The chance to mentor the next generation of journalists who are fighting the same battles I fought, and give them the support I never had.

The opportunity to build something bigger than my own byline, something that will outlast my career and make the industry better for the people who come after me.

I get up and walk to the window, pressing my palm against the cool glass. The restless energy that’s been building since Phoenix finally demands movement, so I pace the length of my living room, turning the decision over in my mind.

Harrison said flexibility. Remote work. The ability to be based wherever I need to be.

Which means I could be in New York when I need to be in New York, for meetings and events and the face-time that still matters in this industry. And I could be somewhere else when I don’t.

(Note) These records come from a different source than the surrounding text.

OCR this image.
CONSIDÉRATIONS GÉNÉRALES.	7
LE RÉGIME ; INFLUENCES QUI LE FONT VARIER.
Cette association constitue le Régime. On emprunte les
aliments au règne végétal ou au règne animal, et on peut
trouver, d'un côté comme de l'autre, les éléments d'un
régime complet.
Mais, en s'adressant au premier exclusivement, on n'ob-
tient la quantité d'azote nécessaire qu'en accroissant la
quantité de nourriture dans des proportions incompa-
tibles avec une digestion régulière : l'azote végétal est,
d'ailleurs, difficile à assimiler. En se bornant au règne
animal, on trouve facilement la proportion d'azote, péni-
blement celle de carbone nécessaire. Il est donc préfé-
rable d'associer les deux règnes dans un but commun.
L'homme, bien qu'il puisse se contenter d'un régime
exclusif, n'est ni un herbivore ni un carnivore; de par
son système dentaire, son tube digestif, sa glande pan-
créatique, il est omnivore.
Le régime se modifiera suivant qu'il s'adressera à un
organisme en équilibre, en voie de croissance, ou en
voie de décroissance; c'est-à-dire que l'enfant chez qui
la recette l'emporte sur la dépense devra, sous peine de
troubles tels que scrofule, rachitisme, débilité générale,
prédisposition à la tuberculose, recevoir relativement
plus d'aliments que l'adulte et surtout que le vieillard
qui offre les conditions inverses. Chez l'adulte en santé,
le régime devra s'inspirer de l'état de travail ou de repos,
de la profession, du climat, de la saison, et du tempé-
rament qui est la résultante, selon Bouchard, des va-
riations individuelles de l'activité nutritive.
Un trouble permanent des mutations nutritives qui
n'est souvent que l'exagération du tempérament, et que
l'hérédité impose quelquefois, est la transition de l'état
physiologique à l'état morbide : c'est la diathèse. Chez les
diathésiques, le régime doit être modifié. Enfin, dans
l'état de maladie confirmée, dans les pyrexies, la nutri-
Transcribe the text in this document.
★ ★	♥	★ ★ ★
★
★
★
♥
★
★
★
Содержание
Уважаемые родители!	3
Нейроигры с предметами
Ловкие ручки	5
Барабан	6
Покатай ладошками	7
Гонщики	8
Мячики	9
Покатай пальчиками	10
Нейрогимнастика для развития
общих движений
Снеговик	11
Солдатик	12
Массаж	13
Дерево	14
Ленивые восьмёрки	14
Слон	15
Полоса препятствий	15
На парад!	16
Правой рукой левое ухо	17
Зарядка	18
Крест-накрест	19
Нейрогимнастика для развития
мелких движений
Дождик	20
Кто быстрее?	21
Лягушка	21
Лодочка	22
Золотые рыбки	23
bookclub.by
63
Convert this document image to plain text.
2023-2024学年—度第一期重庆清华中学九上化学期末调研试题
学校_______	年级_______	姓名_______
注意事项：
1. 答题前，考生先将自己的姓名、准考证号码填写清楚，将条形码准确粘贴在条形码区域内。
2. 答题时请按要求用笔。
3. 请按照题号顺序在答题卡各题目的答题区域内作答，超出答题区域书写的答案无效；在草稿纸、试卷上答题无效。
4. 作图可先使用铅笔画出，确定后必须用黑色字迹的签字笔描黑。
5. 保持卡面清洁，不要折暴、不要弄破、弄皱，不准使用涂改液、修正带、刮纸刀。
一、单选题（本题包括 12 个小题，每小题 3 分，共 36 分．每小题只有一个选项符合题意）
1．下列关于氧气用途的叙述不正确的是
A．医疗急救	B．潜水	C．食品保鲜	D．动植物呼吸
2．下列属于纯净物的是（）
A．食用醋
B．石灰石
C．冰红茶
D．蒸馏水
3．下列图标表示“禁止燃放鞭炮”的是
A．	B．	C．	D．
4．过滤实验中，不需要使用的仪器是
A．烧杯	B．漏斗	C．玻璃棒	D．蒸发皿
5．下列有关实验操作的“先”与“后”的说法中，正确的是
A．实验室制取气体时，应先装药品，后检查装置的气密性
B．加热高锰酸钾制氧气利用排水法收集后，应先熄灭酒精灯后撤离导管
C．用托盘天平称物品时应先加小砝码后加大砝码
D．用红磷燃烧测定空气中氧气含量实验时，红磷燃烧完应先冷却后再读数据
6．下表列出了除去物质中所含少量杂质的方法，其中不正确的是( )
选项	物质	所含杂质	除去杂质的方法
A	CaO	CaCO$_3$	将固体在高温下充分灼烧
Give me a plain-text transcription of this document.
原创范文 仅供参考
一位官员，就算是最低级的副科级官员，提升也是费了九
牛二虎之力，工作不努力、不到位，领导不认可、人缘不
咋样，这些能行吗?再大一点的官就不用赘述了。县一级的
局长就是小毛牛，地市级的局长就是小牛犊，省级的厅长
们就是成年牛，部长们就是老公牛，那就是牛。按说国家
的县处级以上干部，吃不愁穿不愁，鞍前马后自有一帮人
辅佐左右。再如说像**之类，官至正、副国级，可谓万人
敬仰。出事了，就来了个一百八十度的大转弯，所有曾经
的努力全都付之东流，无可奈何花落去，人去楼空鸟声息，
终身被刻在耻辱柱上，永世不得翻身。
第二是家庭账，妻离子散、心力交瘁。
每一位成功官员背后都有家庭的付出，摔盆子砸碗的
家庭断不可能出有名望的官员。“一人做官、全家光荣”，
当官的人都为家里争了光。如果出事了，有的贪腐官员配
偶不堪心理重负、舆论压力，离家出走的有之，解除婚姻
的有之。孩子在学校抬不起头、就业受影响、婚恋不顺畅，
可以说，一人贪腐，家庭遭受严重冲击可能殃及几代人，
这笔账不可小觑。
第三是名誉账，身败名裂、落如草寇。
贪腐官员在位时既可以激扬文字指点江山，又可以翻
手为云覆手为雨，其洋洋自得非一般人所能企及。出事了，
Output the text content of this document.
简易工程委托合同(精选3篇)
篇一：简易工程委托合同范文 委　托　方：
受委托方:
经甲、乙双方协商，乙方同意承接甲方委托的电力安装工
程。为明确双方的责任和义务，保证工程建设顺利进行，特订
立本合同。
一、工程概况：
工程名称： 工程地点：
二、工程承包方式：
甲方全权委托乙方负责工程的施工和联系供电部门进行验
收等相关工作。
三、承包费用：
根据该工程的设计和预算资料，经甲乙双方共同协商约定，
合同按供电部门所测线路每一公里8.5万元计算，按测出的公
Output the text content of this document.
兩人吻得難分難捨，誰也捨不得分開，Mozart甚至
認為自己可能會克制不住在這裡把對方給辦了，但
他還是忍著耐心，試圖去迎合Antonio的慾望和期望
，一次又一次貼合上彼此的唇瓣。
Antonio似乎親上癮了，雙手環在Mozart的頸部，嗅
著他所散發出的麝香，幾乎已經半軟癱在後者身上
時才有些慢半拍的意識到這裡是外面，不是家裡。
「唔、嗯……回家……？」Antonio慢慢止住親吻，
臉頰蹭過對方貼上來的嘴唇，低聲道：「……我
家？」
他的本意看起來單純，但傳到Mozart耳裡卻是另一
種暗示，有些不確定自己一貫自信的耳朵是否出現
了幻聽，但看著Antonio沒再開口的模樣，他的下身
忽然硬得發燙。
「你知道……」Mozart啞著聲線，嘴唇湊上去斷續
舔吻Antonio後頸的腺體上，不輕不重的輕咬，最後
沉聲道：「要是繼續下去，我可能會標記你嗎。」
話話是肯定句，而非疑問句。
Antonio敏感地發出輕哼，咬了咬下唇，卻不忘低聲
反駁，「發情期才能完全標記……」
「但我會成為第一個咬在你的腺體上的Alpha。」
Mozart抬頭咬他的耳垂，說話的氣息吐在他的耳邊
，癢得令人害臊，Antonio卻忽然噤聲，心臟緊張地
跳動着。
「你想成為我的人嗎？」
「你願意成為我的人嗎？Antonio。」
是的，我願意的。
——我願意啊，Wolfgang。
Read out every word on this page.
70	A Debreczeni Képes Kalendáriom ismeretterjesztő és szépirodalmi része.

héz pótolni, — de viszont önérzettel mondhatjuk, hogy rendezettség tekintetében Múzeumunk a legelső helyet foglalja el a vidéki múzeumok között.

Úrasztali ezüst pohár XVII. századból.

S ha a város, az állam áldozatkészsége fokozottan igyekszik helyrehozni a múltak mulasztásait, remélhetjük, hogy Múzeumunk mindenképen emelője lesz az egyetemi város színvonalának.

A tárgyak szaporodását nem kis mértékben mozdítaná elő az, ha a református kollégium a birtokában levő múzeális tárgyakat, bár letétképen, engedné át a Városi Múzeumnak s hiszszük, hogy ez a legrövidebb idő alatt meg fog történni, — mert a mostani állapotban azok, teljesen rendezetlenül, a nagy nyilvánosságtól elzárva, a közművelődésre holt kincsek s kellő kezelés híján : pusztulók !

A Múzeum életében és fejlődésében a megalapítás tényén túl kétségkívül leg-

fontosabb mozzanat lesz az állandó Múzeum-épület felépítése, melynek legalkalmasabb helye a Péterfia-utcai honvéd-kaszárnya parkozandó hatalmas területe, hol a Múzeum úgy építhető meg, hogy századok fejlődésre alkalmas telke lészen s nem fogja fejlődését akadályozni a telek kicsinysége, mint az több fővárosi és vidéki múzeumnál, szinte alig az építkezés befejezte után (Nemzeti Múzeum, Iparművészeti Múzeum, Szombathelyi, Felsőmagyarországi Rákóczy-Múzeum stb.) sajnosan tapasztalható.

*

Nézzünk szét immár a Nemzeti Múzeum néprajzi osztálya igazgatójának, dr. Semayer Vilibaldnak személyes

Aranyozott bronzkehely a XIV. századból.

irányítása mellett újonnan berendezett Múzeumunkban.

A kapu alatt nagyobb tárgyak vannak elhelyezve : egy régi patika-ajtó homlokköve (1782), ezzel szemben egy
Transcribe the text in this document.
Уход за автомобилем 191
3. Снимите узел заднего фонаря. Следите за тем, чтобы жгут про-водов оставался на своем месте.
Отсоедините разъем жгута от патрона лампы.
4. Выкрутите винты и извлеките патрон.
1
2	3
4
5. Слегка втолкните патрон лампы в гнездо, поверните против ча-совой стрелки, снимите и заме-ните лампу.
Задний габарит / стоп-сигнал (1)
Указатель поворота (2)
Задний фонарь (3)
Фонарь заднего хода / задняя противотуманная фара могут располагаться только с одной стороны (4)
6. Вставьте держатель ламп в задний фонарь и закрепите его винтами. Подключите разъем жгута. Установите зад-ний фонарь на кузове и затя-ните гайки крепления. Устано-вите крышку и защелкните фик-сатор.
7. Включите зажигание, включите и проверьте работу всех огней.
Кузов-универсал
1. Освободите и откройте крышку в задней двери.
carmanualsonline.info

Somewhere like Dark River, Washington. Where my parents are getting older in ways I noticed during my last visit, my dad moving a little slower and my mom squinting at menus like her reading glasses need a new prescription.

Where I grew up and ran away from and have kept at arm’s length for so long because going back meant confronting everything I left behind.

Where Dominic lives.

I sink back onto the couch and look out the window at the city I love, millions of lights glittering through the rain, a thousand possibilities spread out in every direction.

Normally that view settles something in me, reminds me why I fought so hard to get here and stay here.

Tonight I just feel overwhelmed, my mind spinning with everything Harrison said and everything it could mean, and I pull out my phone and scroll to my mom’s contact.

Right now I just need to hear her voice.